If You’re Rich, You Should Have Died in 2010
That was the year the death tax was completely eliminated for one year. The families of philanthropist John Kluge, Texas oilman Dan Duncan, and Yankee’s mogul George Steinbrenner made out like bandits in 2010. Unfortunately, 2013 will see a crushing increase in the death tax.
In 2013, the death tax will revert to its antiquated, pre-2001 form. The applicable exclusion amount will plummet to $1,000,000, and the top marginal rate will leap twenty points to 55%. A 5% surtax will also return, to be levied on estates between $10 million and $17 million. This raises the top effective rate of the death tax to 60%.

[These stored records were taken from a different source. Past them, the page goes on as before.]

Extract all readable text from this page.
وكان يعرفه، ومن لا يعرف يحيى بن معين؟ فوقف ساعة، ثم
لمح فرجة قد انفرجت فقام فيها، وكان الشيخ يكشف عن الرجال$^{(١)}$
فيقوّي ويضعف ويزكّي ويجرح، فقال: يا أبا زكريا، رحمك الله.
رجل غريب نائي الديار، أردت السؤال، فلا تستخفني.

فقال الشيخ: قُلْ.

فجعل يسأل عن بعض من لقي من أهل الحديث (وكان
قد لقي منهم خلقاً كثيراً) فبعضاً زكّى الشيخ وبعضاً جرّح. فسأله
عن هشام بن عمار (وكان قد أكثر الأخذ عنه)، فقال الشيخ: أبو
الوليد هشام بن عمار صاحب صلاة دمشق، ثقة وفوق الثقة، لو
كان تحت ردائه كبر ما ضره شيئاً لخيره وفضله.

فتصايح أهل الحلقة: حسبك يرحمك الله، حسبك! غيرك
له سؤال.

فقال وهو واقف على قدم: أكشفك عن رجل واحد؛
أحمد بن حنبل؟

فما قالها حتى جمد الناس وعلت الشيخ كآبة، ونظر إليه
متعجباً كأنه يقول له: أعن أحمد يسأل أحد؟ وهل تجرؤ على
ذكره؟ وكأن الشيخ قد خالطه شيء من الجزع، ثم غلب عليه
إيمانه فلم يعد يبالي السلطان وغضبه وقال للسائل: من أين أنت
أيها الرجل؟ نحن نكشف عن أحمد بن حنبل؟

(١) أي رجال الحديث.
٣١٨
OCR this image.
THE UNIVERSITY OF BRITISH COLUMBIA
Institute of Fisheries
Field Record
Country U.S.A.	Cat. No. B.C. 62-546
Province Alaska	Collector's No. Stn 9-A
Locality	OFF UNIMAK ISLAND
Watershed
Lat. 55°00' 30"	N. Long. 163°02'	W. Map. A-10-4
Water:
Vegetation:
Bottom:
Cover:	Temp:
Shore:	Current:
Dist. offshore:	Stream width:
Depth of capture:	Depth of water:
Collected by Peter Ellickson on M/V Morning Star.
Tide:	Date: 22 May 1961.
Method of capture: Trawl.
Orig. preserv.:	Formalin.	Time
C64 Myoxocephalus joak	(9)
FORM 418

Not only will the rate sharply increase, the amount of people estimated to be affected by the tax law changes will go up more than 13-fold. But truest and most invisible effects will be felt in the economy:
The economic incidence of the death tax is far broader, because it causes many wealthy individuals to save less, choosing instead to retire early or, as Milton Friedman put it, “dissipate their wealth on high living.” This reduction in savings means a concomitant reduction in investment, lessening the flow of capital to businesses and organizations where countless ordinary Americans are employed.
Additionally, a study done by the Tax Foundation when the death tax was 55% concluded that it “has roughly the same effect on entrepreneurial incentives as a doubling of income tax rates.”
The death tax rate change is only one of many, many tax increases scheduled for 2013, unless Congress makes changes to it at the last minute.